Three-point play: The Tar Heels’ bench, recruiting Luke Maye, board play

In ACC, Atlantic 10 by Ken Cross

By Ken Cross

North Carolina used a 26-6 run midway through the second half to post an 85-75 win over determined Davidson on Friday night behind 27 points from Joel Berry and another double-double of 24 points and 17 rebounds from Luke Maye.  The following are three storylines that manifested themselves during the contest. 

1) Back on the Boards

The Tar Heels, as we know, are a relentless rebounding team every season.  Friday, it was with extreme enormity as North Carolina outrebounded Davidson, 54-23.  The offensive glass was a major factor in the outcome as UNC had a 19-4 advantage on the offensive glass as the Heels outscored Davidson, 25-5.

“The break on the ball, quickness to the ball, I think that was a big part of it,” said Davidson coach Bob McKillop, “Their pace wears you down — and we’re a fast paced team.”  
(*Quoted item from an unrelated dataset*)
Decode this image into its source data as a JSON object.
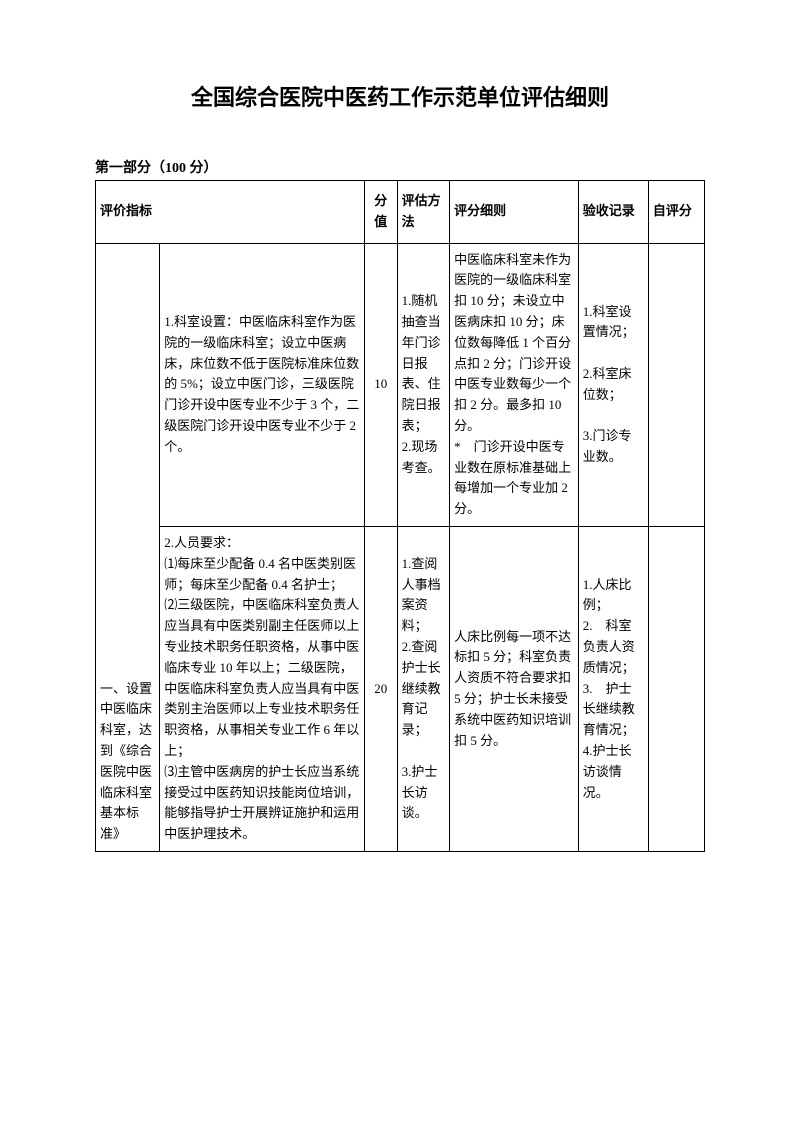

Maye’s 17 boards were a career high as he came in fifth in rebounding in the ACC thus far.

“We run a lot of motion, so there’s a lot of cuts and screens and we have worn teams down, so we seldom meet a team that wears us down and I think that had to do with us being slow to react to some of those balls,” McKillop explained.

2) B-Rob and the ‘Man’

Role players are a huge part of successful teams and North Carolina usually has several each year who consistently contribute.  Brandon Robinson, a 6-5 sophomore guard, and 6-11 freshman Sterling Manley have solidified themselves as consistency contributors off the bench through eight games.

Robinson scored his eight points as he created his own 8-2 run midway through the first half as he was able to easily get into the paint as he gave Carolina it’s first lead at 20-19 with 10:40 to play.

Manley, who has averaged 6.2 points and 6.8 rebounds thus far, had a similar flurry in the second half.  He scored six of his seven in an 11-1 run, midway through the second half that turned a 58-54 advantage into a 69-55 lead with 8:48 remaining.  That turned out to be the decisive run of the game.

“I thought Brandon Robinson off the bench gave us a big time lift and I thought in the second half, Sterling gave us a big time lift,” said Tar Heels boss Roy Williams, “I have always said thought that those guys coming off the bench have to give you something positive.”

3) Recruiting Luke Maye

Luke Maye came back to Charlotte on Friday and once again controlled much of the game with his 24/17 effort.  He grew up about 15 miles from the downtown in the sprawling Cornelius-Huntersville area where he was became one of the top players in the nation at Hough High School.

Maye went to basketball camp at neighboring Davidson and was recruited with ferocity by both McKillop and Williams.

“Nobody recruiting him as much as I did,” said McKillop, who is an icon in the area as he is in his 29th season with the Wildcats, “You can ask him that.  I spent more time recruiting that young man than a lot of players.”

Maye’s presence on a basketball court would elevate any team in the nation and Davidson’s loss was certainly a boon for the Tar Heels.

“He could have been a star for us and he is a star for North Carolina,” noted McKillop, “He’s sensational and I am very happy for him.  He is a wonderful young man.”

Williams knew he was in for a tough fight to gain Maye on his roster even though Luke’s father, Mark Maye, was a star quarterback for North Carolina in the mid-80s.

“I know how badly they wanted Luke and I wanted Luke really badly and I go back to how many times he was in our summer camp and I told his Dad, ‘Mark, don’t settle.  I think he is going to be good enough at the end. Just don’t be in a hurry.'”

Williams was correct in his assessment and now Maye’s overall game is atop opponents’ gameplans across the country.

“The biggest thing is I liked him as a person and as a kid,” said Williams, “He did have some ability to shoot, some great hands, and he had great instincts to play the game — and the rest of it was sweat.”